Open-source R packages are increasingly used in regulated statistical computing, but risk scores, coverage, and upstream tests do not by themselves demonstrate fitness for an intended use. This preprint presents a specification-driven validation prototype: versioned specifications define requirements and acceptance criteria; an isolated engine combines known-answer, metamorphic, property-based, fuzz, and mutation tests; and records enter a tamper-evident hash chain. An optional local LLM drafts structure only — expected values are captured characterization baselines or independently derived, and approval remains human. A public contract replay passed 15/15 LLM authority-boundary checks including a prompt-injection red-team set. A pristine synthetic R package passed 11/11 cases spanning four test techniques while four pre-injected defect variants each failed the targeted requirement; a jsonlite replay surfaced the documented digits=4 precision semantics; a synthetic time-to-event capsule reproduced prespecified Kaplan–Meier and Cox outputs and passed 50/50 row-order invariance checks.

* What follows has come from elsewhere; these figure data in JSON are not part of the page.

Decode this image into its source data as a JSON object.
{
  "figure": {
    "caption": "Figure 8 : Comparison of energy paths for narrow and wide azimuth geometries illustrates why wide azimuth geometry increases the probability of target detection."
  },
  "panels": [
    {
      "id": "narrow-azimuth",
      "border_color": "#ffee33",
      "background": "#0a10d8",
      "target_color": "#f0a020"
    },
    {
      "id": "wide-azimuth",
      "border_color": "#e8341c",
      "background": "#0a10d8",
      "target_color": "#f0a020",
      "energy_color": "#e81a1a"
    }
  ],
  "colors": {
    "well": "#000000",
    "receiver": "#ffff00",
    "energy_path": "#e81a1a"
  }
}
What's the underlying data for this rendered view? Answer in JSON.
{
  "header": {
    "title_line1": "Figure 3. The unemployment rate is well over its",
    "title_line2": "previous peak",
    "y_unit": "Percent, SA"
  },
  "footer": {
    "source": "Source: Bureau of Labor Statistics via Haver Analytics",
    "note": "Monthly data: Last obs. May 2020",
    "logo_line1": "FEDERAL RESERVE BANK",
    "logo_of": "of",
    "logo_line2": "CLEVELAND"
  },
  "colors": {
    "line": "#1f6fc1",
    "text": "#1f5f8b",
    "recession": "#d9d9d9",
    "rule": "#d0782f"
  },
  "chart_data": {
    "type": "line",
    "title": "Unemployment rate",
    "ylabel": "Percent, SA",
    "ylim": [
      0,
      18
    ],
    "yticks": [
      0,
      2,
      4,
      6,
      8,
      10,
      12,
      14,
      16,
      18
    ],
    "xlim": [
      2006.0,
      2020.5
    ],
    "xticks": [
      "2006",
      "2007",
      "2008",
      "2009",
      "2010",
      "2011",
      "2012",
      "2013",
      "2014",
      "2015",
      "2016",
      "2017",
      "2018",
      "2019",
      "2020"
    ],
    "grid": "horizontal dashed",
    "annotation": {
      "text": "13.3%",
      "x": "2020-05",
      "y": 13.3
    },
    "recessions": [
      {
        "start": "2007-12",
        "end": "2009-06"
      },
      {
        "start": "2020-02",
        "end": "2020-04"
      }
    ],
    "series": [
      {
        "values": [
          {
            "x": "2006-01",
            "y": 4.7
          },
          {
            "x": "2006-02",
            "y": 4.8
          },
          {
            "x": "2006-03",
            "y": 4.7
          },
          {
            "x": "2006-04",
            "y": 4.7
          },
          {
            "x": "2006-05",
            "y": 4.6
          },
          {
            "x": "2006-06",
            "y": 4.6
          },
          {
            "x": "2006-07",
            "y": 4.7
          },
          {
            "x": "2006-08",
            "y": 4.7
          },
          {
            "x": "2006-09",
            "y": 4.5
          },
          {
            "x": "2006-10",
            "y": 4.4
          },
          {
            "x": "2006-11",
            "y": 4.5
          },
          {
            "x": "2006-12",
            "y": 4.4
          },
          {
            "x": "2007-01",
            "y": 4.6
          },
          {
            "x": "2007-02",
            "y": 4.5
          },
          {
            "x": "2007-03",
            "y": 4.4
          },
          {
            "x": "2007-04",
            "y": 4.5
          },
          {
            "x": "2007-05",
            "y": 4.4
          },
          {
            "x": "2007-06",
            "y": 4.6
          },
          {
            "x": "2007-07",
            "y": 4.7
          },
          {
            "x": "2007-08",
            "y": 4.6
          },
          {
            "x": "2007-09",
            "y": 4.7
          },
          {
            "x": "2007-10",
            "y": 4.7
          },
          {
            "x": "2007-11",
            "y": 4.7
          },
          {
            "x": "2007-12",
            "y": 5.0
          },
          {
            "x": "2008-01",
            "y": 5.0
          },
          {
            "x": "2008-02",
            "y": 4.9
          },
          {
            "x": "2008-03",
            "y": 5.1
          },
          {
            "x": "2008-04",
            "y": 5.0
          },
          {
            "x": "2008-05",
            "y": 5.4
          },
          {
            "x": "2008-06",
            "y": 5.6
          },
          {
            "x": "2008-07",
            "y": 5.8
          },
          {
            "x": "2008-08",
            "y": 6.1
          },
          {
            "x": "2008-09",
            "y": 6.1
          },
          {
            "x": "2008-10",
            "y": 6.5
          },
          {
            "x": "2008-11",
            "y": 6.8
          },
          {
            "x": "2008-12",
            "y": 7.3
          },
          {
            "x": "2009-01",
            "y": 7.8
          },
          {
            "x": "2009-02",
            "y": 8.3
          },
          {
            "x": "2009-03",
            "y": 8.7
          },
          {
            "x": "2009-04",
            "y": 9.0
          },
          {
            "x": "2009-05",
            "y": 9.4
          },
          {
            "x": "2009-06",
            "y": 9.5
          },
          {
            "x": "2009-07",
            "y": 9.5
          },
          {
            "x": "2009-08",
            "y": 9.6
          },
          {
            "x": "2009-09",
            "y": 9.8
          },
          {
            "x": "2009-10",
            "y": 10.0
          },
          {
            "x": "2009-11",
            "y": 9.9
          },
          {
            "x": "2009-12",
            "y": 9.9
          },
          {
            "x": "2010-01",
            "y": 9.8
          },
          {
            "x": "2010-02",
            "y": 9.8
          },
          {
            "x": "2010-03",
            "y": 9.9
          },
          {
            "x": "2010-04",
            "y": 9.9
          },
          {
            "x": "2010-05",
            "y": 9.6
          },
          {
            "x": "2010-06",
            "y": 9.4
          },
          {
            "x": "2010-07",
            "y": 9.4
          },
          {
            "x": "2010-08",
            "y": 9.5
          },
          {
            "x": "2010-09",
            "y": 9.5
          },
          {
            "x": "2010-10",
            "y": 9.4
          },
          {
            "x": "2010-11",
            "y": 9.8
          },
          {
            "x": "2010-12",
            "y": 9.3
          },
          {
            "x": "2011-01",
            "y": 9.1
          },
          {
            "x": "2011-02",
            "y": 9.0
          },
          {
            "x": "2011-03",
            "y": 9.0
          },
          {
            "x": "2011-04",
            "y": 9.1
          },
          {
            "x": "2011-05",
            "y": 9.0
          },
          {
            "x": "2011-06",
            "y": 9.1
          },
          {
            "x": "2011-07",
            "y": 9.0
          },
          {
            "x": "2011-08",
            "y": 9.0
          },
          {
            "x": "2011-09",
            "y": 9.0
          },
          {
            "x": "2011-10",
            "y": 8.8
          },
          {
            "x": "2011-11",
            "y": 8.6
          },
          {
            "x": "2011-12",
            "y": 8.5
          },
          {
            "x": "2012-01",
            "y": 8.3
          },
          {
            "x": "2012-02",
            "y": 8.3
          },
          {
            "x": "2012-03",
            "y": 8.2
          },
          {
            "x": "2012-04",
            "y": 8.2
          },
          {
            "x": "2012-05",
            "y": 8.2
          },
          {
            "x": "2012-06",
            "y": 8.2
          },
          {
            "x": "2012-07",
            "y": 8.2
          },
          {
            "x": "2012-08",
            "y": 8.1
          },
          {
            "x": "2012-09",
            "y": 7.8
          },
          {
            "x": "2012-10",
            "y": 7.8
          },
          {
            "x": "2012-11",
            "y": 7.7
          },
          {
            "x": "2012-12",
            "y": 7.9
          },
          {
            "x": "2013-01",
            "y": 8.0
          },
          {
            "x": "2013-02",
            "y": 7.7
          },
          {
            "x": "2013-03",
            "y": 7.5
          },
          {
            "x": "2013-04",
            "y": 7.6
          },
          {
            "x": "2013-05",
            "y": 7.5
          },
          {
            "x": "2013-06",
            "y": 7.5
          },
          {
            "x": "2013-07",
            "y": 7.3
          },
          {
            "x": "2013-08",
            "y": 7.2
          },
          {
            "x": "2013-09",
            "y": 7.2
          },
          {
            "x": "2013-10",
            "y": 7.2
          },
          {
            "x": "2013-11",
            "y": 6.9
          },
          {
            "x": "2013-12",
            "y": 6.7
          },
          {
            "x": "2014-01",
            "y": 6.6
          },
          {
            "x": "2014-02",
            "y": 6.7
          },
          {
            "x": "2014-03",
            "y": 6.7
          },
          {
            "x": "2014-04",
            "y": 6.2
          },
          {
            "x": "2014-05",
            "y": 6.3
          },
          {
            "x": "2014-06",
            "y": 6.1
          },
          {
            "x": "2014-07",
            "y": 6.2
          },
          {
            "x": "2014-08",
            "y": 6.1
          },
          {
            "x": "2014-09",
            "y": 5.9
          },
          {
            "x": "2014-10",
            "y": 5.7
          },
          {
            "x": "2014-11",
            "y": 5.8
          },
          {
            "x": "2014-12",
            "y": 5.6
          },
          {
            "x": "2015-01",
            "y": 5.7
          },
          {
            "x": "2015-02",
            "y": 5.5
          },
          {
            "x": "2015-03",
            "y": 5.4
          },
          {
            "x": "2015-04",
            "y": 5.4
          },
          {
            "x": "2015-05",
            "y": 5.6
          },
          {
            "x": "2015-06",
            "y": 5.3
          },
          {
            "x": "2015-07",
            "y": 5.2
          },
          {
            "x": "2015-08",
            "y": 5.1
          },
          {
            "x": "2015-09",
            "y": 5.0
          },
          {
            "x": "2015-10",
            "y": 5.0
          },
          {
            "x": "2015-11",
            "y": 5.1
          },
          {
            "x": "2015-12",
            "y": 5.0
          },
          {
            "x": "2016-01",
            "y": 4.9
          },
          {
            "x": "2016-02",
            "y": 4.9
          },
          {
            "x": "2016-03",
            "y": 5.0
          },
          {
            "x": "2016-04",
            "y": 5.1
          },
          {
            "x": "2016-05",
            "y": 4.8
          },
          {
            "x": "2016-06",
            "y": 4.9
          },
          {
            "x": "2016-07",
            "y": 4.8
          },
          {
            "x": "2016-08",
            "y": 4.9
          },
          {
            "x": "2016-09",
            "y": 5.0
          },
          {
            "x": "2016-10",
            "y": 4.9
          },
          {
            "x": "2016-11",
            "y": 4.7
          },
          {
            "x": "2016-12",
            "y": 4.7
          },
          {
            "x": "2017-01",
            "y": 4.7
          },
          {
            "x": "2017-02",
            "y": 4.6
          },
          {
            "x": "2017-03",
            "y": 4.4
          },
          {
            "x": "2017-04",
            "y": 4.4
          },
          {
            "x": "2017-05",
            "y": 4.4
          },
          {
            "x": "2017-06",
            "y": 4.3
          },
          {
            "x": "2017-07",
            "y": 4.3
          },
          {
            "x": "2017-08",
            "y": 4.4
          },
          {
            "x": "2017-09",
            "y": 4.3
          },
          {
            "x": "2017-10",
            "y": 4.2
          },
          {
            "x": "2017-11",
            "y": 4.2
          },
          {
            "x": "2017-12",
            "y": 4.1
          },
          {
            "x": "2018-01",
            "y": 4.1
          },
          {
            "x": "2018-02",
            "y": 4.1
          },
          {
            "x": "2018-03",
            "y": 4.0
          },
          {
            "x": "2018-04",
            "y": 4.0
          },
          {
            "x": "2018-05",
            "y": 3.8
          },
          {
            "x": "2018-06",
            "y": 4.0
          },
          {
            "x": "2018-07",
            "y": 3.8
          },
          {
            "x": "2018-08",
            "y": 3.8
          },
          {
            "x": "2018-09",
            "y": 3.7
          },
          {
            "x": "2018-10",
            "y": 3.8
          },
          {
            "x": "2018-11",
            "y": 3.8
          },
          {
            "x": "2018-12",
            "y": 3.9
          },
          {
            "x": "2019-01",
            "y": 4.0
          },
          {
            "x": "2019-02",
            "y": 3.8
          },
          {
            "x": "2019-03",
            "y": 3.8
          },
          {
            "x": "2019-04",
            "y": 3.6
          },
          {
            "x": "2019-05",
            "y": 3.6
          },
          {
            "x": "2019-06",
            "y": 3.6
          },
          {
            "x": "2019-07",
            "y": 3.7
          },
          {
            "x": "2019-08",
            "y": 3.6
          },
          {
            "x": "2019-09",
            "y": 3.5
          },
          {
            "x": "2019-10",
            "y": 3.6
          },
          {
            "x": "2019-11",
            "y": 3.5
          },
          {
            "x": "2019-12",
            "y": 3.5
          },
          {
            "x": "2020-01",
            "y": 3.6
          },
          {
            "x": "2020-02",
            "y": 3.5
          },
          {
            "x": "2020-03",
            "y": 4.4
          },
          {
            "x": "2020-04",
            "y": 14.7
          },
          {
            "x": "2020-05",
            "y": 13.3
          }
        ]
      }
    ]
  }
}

Public artifacts include source, specifications, machine-readable outputs, replay scripts, and SHA-256 manifests. The results demonstrate test-oracle construction, fail-closed model governance, and auditable correction — not package quality or regulatory compliance per se. Companion volume: the online book The GxP Statistical Computing Environment.

Keywords

R package validation · large language models · metamorphic testing · mutation testing · computerized system validation · audit trail · GxP

Cite

Jaime Yan. "Human-Governed Validation of R Packages for Regulated Statistical Computing: LLM-Assisted Specifications and Auditable Test Evidence." Preprint (submitted to Pharmaceutical Statistics), 2026.